Verzoeker kan derhalve met inwilliging van zijn verzoek niet bereiken dat tegen het met het bestemmingsplan strijdige gebruik dat hij van zijn gronden maakt, niet handhavend kan worden opgetreden door het gemeentebestuur. Niet gebleken is dat de belangen van verzoeker door inwerkingtreding van het plan anderszins worden geschaad. Gelet hierop ontbreekt het voor het treffen van een voorlopige voorziening vereiste spoedeisende belang en dient het verzoek te worden afgewezen.

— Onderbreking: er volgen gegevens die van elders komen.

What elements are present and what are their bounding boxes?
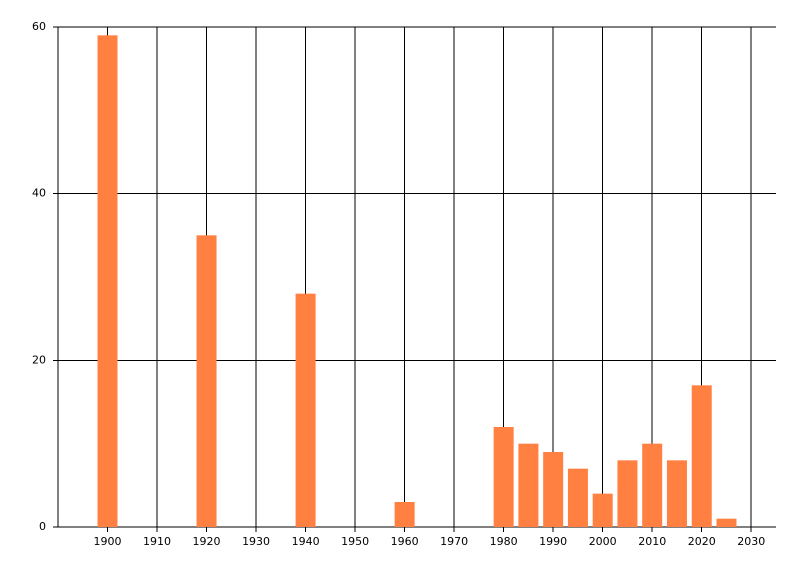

2.4. Het college van burgemeester en wethouders stelt dat verweerder ten onrechte goedkeuring heeft onthouden aan de zinsnede 'op gronden met de aanduiding B6 bedraagt maximaal 400 m²' in artikel 23, tweede lid, onder g, van de planvoorschriften. Hij voert aan dat deze onthouding van goedkeuring gelezen in samenhang met het bepaalde in artikel 23, eerste lid, onder d, van de planvoorschriften, ertoe leidt dat het gehele bestemmingsvlak met de aanduiding 'B6' voor detailhandel kan worden gebruikt, hetgeen in strijd is met gemeentelijk en provinciaal beleid.
Gelet hierop verzoekt hij om schorsing van de goedkeuring van artikel 23, eerste lid, onder d, van de planvoorschriften voor zover het de aanduiding 'B6' betreft.
2.4.1. Verweerder stelt dat per abuis goedkeuring is verleend aan het bepaalde in artikel 23, eerste lid, onder d, van de planvoorschriften en verzoekt dan ook om inwilliging van het verzoek.
2.4.2. Het beroep van het college van burgemeester en wethouders van Venray is gericht tegen de onthouding van goedkeuring aan de voornoemde zinsnede uit artikel 23, tweede lid, onder g, van de planvoorschriften en niet tegen de goedkeuring van artikel 23, eerste lid, onder d, van de planvoorschriften voor zover het de aanduiding 'B6' betreft. De goedkeuring van dit voorschrift is ook in de overige beroepen niet bestreden.
Gelet op het bepaalde in artikel 8:69, eerste lid, van de Algemene wet bestuursrecht valt de goedkeuring van artikel 23, eerste lid, onder d, van de planvoorschriften voor zover het de aanduiding 'B6' betreft daarmee buiten de omvang van het geding in de hoofdzaak. De Voorzitter kan, gezien het bepaalde in artikel 8:81 van de Algemene wet bestuursrecht, niet buiten de omvang van het geding in de hoofdzaak treden. Het verzoek dient om die reden dan ook te worden afgewezen.
2.5. Voor een proceskostenveroordeling bestaat geen aanleiding.
De Voorzitter van de Afdeling bestuursrechtspraak van de Raad van State:
Aldus vastgesteld door mr. P.J.J. van Buuren, als Voorzitter, in tegenwoordigheid van mr. A.C. Rop, ambtenaar van Staat.